Novel Approach Targets Alzheimer's Development

'Chaperone' protein blocks clumping of beta-amyloid

FRIDAY, Oct. 29, 2004 (HealthDayNews) -- A new technique may someday be able to stop Alzheimer's disease before it starts.

Tapping into the "Trojan horse" strategy, scientists from Howard Hughes Medical Institute and Stanford University designed a small molecule that can recruit a larger molecule to stop beta-amyloid proteins from clumping together.

"This represents a new way to get at an old problem, and hopefully it can lead to a new class of drugs," said Dr. Gerald Crabtree, a professor of pathology and developmental biology at Stanford University and an investigator at Howard Hughes Medical Institute.

However, one of Crabtree's co-authors, Dr. Isabella Graef, cautioned that a lot of work still needs to be done before any potential human therapies could be developed.

Results of the study appear in the Oct. 29 issue of Science.

About 4 million Americans currently have Alzheimer's disease, according to the Alzheimer's Association. Alzheimer's disease begins as proteins called beta-amyloid start to stick together and accumulate around neurons in the brain, eventually causing the death of those neurons. As those neurons die off, cognitive symptoms, such as memory loss, begin.

Stopping this process before it begins is one of the main avenues of research in Alzheimer's disease, according to Dr. Sam Gandy, vice chairman of the Alzheimer's Association's Medical and Scientific Advisory Council.

"Amyloid is normally made by all cells in the body throughout life," said Gandy. "One of the great mysteries of Alzheimer's disease is why, after 50 or 60 years, it changes shape. For some undiscovered reason, the shape changes and clumps form."

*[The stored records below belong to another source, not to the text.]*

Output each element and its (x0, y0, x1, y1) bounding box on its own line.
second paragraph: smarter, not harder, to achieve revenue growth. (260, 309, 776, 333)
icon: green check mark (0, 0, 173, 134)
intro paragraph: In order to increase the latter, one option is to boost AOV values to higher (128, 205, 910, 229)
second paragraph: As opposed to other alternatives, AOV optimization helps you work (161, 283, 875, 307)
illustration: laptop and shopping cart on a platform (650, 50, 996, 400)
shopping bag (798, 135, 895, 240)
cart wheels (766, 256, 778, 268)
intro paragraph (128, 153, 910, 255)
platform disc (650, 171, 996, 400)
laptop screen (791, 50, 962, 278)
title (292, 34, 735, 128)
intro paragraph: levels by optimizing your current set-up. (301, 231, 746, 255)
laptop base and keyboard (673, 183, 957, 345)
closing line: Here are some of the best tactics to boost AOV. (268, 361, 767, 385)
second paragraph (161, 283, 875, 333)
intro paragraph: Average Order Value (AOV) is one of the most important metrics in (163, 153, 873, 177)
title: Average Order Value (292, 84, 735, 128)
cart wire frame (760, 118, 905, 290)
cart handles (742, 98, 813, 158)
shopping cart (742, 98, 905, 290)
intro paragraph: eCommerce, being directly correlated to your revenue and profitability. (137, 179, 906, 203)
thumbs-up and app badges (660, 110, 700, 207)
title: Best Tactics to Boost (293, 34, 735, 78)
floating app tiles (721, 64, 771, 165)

One way to either prevent Alzheimer's or slow it down "is to inhibit the production or aggregation of amyloid-beta," said Graef, a senior research scientist at Stanford University.

The problem, she explained, is that when amyloid-beta clumps together, it is two large proteins interacting, and they cover a large area. Most drugs therapies are small molecules, which can't make much of a difference when put on such a large area.

"It's like two strips of Velcro. The whole surface area interacts and putting in a small molecule drug is like putting in a grain of salt to try to stop this interaction," Graef explained.

To effectively inhibit the amyloid-beta clumping, very large concentrations of drugs would be needed, but large doses of medications are often toxic. What's needed, she said, is a large molecule.

"Our idea was a very simple one: to increase the size of the drug with a trick. We made the drug bi-functional. One side binds to amyloid-beta, the other to a chaperone protein. This increases the bulk of the drugs, making it larger than amyloid-beta. Now, the grain of sand is dragging a tennis ball behind it, and can block the interaction between the two strips of Velcro," Graef said.

However, she added that this current drug is not suitable for clinical use because it doesn't cross the blood-brain barrier. From here, Graef said, she and her colleagues will try to design a therapy that can cross that key barrier and work on cells in the brain. Once they have success on cells, they will try the therapy in animal models. So, she noted, any potential human therapy is a long way away.

But she added that this idea of bi-functional drugs may also be useful in treating other diseases.

"We hope this whole rationale behind this drug might be applicable to other protein to protein interactions," such as in cancer or HIV, she said.

Of this study, Gandy said, "There's a new way to harness some of a cell's normal proteins to recruit them into the process. It's a new way to help the body use its own tools to fight the disease."